Há uma pergunta simples que um defensor ferrenho da existência de um suposto procedimento racional propriamente científico e superior ao poético, artístico ou literário não pode responder: como se chega, na matemática, na física ou na lógica, a uma descoberta empírica ou a uma prova teórica? A resposta, dada por cientistas da estatura de um Einstein ou de um Poincaré, é: de inúmeras maneiras. E deve-se acrescentar: muitas delas, talvez as mais importantes, não totalmente conscientes!

As pessoas têm a tendência a acreditar que existe um método — aliás, “o” método — científico. Método que supostamente se estuda numa disciplina denominada Metodologia da Pesquisa Científica. Essas pessoas não percebem que a disciplina começa por ter um problema sério no seu nome. Pois não existe uma metodologia científica, existem inúmeras. Cada metodologia deve se adequar ao problema, ao objeto e, sem dúvida, ao próprio pesquisador. Há um ditado que se aplica muito bem no caso que nos ocupa: por muitos caminhos chega-se a Roma. Com efeito, por caminhos os mais variados os cientistas têm chegado às suas descobertas científicas. Muitas delas por engano ou por acidente e contra todas suas expectativas e desejos.

Tomemos um dos exemplos que eu posso dar por ter trabalhado na área. Estudei lógica matemática convencido de que, de alguma maneira, iria descobrir a estrutura racional que reproduzia a lógica do mundo, isto é, que refletia a estrutura lógica da própria realidade. Mas quanto de artifício e de arbitrariedade fui paulatinamente percebendo nos “princípios” lógicos que era obrigado a aceitar acriticamente. Para citar apenas um: o fato de a lógica que estudei trabalhar com apenas dois valores de verdade. Percebi que, assim como ocorreu com o aparecimento das geometrias não-euclidianas, que trabalhavam com espaços completamente diferentes do euclidiano, era possível trabalhar com lógicas que trabalhassem com mais de dois valores de verdade. De todas as lógicas possíveis, as consistentes, as paraconsistentes, as bivalentes, as polivalentes, qual é a que reflete “o pensamento”? Assim como não pode haver uma resposta autoritária para a pergunta: “qual geometria reflete o espaço real?” Não há uma resposta autoritária para aquela última pergunta, pois não há como privilegiar um sistema lógico em detrimento de outro.
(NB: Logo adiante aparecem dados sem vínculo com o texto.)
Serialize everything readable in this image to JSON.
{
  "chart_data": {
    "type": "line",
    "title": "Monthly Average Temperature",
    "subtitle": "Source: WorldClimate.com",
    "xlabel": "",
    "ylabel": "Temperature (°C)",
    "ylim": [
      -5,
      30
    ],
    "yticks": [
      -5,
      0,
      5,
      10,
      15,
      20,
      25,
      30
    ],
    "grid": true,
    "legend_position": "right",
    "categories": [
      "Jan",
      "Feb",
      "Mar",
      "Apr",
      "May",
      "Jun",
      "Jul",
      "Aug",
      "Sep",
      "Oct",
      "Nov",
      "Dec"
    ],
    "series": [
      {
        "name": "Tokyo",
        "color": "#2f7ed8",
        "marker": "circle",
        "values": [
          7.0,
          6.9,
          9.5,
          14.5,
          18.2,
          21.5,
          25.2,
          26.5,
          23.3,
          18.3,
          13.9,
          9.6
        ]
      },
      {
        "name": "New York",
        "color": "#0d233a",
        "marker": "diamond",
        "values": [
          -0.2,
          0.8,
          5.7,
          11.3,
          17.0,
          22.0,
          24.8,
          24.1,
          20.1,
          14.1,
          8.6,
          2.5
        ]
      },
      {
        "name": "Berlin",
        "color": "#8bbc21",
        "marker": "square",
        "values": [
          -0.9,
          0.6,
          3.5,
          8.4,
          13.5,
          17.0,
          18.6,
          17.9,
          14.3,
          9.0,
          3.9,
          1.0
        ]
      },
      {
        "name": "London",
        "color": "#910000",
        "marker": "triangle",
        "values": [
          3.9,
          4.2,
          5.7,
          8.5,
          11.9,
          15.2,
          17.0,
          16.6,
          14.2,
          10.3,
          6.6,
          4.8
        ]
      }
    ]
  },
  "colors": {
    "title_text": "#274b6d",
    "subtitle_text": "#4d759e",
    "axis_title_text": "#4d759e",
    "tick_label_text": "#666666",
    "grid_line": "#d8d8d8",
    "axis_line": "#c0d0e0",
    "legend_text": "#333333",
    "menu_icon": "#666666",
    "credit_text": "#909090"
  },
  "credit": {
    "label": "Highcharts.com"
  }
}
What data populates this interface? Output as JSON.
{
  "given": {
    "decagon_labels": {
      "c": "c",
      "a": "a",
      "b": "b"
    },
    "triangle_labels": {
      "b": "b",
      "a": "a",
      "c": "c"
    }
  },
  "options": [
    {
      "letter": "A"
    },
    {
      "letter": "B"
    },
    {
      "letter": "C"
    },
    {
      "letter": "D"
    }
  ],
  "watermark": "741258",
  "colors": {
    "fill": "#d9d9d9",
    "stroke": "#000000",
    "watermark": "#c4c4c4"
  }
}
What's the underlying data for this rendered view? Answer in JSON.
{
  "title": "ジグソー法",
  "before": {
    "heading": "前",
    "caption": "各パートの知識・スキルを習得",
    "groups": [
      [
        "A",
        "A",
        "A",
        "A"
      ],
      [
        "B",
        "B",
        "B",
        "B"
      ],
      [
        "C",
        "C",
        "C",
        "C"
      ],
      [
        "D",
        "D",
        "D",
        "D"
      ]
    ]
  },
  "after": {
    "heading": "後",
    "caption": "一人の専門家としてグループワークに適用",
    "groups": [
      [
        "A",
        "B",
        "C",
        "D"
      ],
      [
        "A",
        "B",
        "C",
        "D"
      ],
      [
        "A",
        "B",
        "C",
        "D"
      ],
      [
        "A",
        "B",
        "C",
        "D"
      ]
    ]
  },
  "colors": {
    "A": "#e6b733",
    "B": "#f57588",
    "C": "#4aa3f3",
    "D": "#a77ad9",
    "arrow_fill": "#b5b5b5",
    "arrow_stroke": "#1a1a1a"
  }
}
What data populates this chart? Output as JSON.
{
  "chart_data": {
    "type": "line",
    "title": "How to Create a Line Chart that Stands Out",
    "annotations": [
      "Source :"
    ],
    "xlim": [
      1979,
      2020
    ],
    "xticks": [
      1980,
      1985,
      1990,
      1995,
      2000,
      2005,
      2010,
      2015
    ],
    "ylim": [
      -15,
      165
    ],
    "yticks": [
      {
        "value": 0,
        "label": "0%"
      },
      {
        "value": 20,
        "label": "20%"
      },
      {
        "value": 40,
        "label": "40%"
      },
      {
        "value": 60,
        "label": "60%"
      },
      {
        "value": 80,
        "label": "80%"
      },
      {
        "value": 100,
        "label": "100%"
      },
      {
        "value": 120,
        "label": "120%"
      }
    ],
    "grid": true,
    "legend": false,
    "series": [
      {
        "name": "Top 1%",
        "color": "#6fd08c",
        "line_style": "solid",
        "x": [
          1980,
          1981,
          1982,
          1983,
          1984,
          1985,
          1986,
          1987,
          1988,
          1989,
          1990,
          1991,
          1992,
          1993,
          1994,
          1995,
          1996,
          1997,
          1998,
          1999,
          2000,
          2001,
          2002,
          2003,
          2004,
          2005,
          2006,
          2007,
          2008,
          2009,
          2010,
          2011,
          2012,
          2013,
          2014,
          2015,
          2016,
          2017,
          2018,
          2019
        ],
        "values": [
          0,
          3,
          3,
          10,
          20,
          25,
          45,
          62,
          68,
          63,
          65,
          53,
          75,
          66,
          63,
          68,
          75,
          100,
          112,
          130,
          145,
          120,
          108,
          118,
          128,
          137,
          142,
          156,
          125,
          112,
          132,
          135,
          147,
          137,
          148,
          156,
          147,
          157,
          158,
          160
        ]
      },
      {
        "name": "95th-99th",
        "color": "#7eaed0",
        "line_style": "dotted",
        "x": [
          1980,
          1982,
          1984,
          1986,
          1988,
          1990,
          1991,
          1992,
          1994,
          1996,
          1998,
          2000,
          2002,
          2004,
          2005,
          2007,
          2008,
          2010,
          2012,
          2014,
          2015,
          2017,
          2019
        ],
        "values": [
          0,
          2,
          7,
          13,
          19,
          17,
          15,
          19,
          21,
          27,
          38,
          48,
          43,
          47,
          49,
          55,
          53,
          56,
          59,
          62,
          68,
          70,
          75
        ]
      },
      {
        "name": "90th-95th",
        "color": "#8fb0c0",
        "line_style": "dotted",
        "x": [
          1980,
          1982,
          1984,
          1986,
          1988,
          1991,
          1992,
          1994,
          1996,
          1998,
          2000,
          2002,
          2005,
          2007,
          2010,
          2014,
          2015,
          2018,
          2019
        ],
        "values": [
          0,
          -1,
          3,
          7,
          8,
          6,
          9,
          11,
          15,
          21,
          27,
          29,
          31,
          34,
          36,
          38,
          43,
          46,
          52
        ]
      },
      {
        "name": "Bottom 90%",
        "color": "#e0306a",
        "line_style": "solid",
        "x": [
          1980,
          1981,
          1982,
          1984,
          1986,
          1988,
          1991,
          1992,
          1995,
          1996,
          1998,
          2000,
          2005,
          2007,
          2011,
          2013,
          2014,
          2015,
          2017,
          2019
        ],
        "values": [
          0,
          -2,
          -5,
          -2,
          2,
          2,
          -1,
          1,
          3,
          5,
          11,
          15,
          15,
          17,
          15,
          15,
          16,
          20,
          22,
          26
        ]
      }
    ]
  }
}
Voltando então, ao nosso problema inicial. Os processos mentais que ocorrem no cérebro do físico, do matemático, do escritor, do poeta ou do escultor, não são, em sua natureza, diferentes. Nem são completamente conscientes nem totalmente inconscientes. A racionalidade incorpora um número muito maior de processos mentais dos que poderíamos imaginar. Pretender abraçar, aprisionar, a força poética é como querer aprisionar, num abraço, a força de uma onda que arrebenta no mar. Além do mais, não há apenas uma onda, nem apenas um mar. Há ondas e há mares, e não há uma gota de água idêntica a outra, portanto, mais uma vez, haverá ondas e haverá mares…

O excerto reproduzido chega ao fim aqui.